Friday, July 16, 1999

Truckers battle for rest area parking




BY JANET C. WETZEL
The Cincinnati Enquirer

        MONROE — As the shadows of twilight settle over the rest areas on Interstate 75 near Monroe, tractor-trailer rigs swoop in on parking spots like hawks pouncing on prey.

        They fill every spot in the rest areas, every available foot of the entrance and exit ramps, and spill onto the highway — north- and southbound.

        The scene is all too common, said truckers who stopped at the I-75 rest areas in Monroe this week. The problem is particularly acute in the evening, when weary drivers are searching for a handy, safe, inexpensive place to rest.

        “When truckers get tired, get drowsy, they don't need to be driving these big rigs down the road, taking a long time to search for a place to park,” said trucker Chad Wiatrek, of Stockdale, Texas.

        Officials say the overflow of truckers from the rest areas can be dangerous to other motorists, especially if the semis are not completely off the highway.

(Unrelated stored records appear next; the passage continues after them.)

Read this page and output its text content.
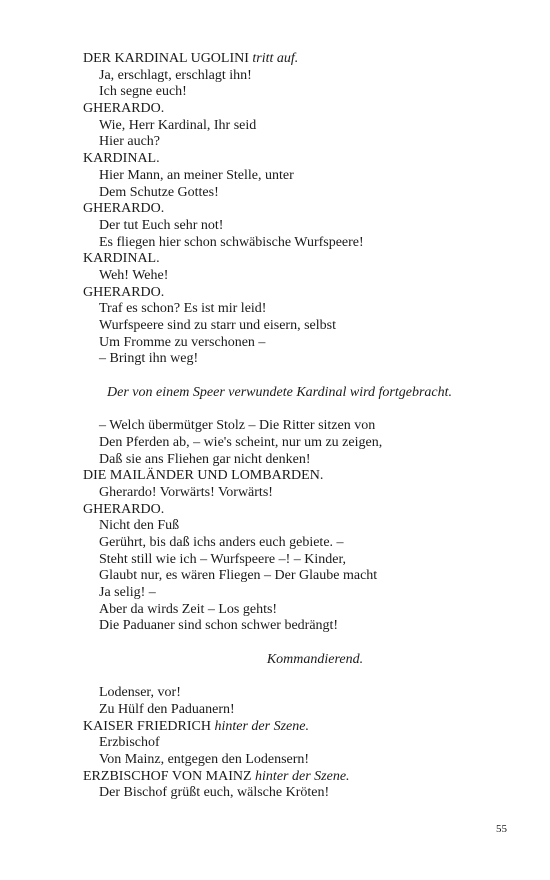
DER KARDINAL UGOLINI tritt auf.
Ja, erschlagt, erschlagt ihn!
Ich segne euch!
GHERARDO.
Wie, Herr Kardinal, Ihr seid
Hier auch?
KARDINAL.
Hier Mann, an meiner Stelle, unter
Dem Schutze Gottes!
GHERARDO.
Der tut Euch sehr not!
Es fliegen hier schon schwäbische Wurfspeere!
KARDINAL.
Weh! Wehe!
GHERARDO.
Traf es schon? Es ist mir leid!
Wurfspeere sind zu starr und eisern, selbst
Um Fromme zu verschonen –
– Bringt ihn weg!
Der von einem Speer verwundete Kardinal wird fortgebracht.
– Welch übermütger Stolz – Die Ritter sitzen von
Den Pferden ab, – wie's scheint, nur um zu zeigen,
Daß sie ans Fliehen gar nicht denken!
DIE MAILÄNDER UND LOMBARDEN.
Gherardo! Vorwärts! Vorwärts!
GHERARDO.
Nicht den Fuß
Gerührt, bis daß ichs anders euch gebiete. –
Steht still wie ich – Wurfspeere –! – Kinder,
Glaubt nur, es wären Fliegen – Der Glaube macht
Ja selig! –
Aber da wirds Zeit – Los gehts!
Die Paduaner sind schon schwer bedrängt!
Kommandierend.
Lodenser, vor!
Zu Hülf den Paduanern!
KAISER FRIEDRICH hinter der Szene.
Erzbischof
Von Mainz, entgegen den Lodensern!
ERZBISCHOF VON MAINZ hinter der Szene.
Der Bischof grüßt euch, wälsche Kröten!
55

There are no easy fixes, but the Ohio Department of Transportation (ODOT) will triple the spaces at the Monroe rest areas.

        But the rest areas will be closed during the six-month construction, tentatively set to begin Dec. 1.

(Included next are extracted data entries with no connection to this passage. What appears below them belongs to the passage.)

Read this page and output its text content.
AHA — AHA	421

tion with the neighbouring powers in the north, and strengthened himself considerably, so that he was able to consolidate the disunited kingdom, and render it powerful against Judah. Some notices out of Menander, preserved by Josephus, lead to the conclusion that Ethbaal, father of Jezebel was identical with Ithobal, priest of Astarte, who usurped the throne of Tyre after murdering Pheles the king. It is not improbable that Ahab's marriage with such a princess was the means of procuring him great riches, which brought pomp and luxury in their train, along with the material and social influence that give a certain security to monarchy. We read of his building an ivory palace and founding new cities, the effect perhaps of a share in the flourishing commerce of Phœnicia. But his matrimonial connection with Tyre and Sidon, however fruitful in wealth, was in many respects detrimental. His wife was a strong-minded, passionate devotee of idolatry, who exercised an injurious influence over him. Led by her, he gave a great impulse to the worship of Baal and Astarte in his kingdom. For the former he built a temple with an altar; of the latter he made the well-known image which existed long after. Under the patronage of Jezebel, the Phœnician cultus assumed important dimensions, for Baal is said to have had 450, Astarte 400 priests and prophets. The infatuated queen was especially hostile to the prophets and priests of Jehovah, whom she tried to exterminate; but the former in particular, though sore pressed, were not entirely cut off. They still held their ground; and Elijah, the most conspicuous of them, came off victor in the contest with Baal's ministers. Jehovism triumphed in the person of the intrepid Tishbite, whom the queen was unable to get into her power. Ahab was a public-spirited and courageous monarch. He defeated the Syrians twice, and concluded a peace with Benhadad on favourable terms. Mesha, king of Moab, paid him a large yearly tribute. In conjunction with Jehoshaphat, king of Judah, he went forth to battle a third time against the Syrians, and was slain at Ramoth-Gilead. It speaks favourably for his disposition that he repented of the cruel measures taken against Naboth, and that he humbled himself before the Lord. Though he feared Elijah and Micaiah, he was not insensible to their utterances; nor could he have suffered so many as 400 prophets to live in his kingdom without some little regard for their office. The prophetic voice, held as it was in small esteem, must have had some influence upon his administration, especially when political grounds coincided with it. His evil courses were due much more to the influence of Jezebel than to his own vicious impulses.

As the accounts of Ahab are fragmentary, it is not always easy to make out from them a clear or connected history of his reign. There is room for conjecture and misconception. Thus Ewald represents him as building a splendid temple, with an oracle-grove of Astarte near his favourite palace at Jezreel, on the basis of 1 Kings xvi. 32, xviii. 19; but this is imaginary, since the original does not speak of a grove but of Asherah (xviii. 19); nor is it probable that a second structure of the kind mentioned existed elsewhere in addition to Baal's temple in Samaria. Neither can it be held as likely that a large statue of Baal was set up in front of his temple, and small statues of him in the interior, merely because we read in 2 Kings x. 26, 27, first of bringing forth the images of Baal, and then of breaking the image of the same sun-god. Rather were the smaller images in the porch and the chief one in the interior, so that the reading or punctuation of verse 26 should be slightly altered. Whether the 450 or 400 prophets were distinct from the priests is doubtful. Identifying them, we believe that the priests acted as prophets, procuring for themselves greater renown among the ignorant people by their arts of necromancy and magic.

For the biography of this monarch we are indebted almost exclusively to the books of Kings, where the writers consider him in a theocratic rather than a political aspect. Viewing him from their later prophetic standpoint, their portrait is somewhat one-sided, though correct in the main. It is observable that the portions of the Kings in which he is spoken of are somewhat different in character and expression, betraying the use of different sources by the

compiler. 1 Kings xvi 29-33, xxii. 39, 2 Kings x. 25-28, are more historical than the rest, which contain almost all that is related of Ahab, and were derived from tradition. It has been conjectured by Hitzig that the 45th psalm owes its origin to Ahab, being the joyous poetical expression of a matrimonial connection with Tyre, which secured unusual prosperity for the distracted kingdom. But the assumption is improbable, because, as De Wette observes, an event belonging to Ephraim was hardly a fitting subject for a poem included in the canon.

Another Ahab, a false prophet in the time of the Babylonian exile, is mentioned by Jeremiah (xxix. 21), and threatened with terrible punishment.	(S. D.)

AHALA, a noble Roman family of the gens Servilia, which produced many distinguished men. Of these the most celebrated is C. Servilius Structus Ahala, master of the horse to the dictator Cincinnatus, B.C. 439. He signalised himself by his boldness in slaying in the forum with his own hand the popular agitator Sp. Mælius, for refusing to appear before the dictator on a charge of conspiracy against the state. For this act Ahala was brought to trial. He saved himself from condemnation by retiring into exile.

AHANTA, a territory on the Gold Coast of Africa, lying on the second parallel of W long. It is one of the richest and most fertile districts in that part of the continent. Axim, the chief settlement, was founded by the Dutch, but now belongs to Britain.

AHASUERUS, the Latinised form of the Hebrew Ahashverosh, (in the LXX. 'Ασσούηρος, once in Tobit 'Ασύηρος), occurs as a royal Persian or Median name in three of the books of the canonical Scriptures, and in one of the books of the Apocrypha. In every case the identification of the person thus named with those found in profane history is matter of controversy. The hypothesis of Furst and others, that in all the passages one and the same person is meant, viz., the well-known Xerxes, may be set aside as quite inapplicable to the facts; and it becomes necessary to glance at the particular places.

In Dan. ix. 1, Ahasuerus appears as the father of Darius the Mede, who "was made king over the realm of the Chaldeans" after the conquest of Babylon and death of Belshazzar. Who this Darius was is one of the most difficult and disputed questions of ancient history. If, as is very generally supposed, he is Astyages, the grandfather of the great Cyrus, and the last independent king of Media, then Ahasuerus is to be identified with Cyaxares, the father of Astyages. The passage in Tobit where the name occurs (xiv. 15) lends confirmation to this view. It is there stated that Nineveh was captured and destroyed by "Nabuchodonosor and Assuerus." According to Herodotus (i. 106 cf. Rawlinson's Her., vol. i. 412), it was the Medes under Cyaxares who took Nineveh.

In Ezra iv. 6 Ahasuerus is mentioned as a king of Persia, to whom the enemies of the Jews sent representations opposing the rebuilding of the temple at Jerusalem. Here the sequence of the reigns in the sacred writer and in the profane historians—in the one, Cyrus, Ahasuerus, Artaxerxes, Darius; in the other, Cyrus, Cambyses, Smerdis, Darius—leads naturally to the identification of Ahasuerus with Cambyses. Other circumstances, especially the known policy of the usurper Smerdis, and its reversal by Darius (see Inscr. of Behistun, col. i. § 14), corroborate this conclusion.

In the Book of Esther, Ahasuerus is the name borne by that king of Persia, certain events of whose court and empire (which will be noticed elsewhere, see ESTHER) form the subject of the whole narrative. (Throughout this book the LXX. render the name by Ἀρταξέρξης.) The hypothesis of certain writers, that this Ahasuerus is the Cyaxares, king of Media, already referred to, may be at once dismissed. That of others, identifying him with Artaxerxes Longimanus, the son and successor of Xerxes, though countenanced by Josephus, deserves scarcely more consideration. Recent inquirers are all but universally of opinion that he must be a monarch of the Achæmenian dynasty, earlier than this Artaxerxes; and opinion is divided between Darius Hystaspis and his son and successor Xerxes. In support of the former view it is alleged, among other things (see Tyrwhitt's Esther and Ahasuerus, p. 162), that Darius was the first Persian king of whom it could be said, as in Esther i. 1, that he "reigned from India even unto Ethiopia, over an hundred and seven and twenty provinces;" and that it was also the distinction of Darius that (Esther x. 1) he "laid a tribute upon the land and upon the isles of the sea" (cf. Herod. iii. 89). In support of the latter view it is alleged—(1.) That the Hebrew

        The parking upgrade was planned months ago, and had nothing to do with a crash last month that took the life of Terry Beagle, of Batavia. He was killed when he ran off the highway and into a semi parked along the roadway near the rest area in Monroe.

        ODOT does not track how many truckers use the rest stops, but 1997 traffic counts show that the area in Monroe is heavily traveled, she said.

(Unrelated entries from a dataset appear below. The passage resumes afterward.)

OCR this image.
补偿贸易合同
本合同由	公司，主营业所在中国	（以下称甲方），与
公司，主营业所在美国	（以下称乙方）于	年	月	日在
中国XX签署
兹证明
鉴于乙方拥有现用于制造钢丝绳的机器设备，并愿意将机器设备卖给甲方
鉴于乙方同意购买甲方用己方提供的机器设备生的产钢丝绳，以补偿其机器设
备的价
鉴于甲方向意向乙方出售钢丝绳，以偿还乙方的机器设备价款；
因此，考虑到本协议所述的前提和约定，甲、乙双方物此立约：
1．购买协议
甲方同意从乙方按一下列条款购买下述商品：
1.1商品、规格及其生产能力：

        “The bottom line is there aren't enough places for truckers to park, and it is a safety concern,” said Lt. Tim Bally, of the Ohio State Highway Patrol's Hamilton Post. “If they're able to get within the ramp going into or out of the rest area, we don't say too much about that. But where we get really concerned is when they're backing up onto the main part of the highway. That's more dangerous because people are driving at higher speeds.

        “We understand the problems of the truckers — they have to have some place to park. But we also have to worry about the rest of the motoring public,” Lt. Bally said. Troopers usually issue warnings instead of citations when truckers made every effort to park safely.